At Eindhoven University of Technology (TU/e), researchers have developed a new coating technology that could enable self-cleaning cars or self-repairing lenses. Their solution for functional coatings is based on surfaces with special "stalks” that carry the functional chemical groups at their ends and mix these through the coating.

Functional coatings, for example with highly water-resistant or antibacterial properties, have nano-sized molecular groups at their surface that provide these specific properties. But up to now, these molecular groups are easily and irreversibly damaged by minor contact with their surface (such as by scratching), quickly causing their properties to be lost. This has been a big limitation to the possible applications of these coatings.

Problem solution with special "stalks"

Researcher Catarina Esteves and her colleagues have now found a solution to this problem. They have done this by developing surfaces with special "stalks” carrying the functional chemical groups at their ends, and mixing these through the coating. If the outer surface layer is removed by scratching, the "stalks” in the underlying layer re-orient to the new surface, thereby restoring the function.
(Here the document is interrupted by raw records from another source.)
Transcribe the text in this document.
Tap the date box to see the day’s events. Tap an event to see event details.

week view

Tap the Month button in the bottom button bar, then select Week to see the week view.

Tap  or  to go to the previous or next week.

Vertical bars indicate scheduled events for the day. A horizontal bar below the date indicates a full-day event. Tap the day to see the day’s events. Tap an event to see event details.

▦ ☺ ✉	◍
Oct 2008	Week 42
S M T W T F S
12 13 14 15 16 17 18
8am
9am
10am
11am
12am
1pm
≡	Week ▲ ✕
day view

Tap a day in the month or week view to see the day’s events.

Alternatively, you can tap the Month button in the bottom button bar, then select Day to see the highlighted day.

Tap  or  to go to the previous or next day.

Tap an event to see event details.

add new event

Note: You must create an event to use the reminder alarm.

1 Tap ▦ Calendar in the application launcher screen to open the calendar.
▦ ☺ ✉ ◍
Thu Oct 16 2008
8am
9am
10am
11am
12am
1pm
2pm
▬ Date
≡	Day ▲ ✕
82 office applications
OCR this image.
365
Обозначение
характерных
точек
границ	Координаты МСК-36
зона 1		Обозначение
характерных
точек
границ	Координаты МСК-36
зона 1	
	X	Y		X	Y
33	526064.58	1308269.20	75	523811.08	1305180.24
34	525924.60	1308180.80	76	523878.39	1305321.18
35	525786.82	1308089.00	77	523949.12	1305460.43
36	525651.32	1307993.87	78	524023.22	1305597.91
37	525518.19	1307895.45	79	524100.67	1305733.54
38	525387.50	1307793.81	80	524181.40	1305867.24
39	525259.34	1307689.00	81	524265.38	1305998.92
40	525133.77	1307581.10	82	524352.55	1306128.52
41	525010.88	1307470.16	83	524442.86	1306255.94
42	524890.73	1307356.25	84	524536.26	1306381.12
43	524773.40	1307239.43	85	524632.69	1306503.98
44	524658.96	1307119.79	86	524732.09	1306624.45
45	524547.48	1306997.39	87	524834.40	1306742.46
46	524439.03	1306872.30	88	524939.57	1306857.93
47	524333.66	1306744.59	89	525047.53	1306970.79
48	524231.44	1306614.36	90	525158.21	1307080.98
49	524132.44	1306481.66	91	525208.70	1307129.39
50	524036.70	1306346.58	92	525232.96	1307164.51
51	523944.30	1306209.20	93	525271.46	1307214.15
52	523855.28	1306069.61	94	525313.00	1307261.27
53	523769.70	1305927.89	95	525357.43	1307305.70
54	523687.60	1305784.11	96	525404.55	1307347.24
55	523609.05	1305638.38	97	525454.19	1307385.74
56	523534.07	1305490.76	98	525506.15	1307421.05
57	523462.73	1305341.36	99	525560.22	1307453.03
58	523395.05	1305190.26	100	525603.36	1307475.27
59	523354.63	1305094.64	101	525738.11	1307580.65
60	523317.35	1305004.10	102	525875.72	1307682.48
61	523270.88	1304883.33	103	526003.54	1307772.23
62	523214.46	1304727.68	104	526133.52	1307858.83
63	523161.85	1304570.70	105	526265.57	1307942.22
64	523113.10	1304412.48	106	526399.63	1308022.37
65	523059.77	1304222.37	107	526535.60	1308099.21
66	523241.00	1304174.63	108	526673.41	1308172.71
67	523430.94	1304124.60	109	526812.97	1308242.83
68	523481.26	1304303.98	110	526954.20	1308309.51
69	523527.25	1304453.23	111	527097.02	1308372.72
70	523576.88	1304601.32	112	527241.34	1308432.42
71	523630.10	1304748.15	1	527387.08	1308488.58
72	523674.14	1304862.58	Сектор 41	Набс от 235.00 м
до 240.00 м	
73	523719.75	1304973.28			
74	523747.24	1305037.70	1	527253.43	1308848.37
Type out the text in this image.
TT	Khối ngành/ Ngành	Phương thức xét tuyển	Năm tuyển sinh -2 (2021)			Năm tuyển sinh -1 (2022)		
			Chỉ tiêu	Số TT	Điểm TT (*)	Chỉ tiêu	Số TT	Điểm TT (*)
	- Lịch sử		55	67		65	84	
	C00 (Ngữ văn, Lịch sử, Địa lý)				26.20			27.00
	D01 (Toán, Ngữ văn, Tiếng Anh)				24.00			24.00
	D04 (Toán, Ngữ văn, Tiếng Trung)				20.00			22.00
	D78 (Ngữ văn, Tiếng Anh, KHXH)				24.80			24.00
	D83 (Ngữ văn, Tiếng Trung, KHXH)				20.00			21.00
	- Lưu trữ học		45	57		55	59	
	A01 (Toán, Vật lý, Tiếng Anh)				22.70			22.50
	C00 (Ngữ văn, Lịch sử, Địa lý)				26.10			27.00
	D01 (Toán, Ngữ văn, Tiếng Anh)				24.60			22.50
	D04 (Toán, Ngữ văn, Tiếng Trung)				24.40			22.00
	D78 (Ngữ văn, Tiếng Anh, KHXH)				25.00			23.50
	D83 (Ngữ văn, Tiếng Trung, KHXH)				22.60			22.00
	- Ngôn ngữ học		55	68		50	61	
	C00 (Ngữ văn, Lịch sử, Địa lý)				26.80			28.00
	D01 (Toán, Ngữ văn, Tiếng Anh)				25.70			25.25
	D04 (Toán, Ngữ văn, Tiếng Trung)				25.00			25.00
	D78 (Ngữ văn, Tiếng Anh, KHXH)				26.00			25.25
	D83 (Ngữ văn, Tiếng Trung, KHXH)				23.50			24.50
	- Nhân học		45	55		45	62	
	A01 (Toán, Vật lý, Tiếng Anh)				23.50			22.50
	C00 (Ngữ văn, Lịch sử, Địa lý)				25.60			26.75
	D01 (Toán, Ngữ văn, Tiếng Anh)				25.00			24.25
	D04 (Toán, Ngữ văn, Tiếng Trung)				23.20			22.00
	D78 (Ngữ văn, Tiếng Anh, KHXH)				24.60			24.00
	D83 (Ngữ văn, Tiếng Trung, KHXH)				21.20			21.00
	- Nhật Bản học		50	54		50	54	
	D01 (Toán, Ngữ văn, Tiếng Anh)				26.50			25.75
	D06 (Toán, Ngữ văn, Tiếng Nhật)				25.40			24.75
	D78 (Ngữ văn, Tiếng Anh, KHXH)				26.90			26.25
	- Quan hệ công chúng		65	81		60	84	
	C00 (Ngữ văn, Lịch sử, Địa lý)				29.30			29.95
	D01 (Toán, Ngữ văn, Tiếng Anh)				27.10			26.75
This development can be of great importance for many applications. For example it will be possible to make a self-cleaning car, with a highly water-resistant coating that keeps this self-cleaning property for long periods. The superficial scratches will be self-repaired and the water droplets simply roll off the car, taking dirt with them. An occasional rain shower is all that is needed to keep the car clean. In the same way, products like mobile phones, solar panels or even aircraft will remain clean for a longer time. Other applications are contact lenses that self-repair their scratches, and coatings that resist the formation of algae, which is an advantage for ships. A limitation of the new technology is that it only works with superficial scratches that do not completely penetrate the coating.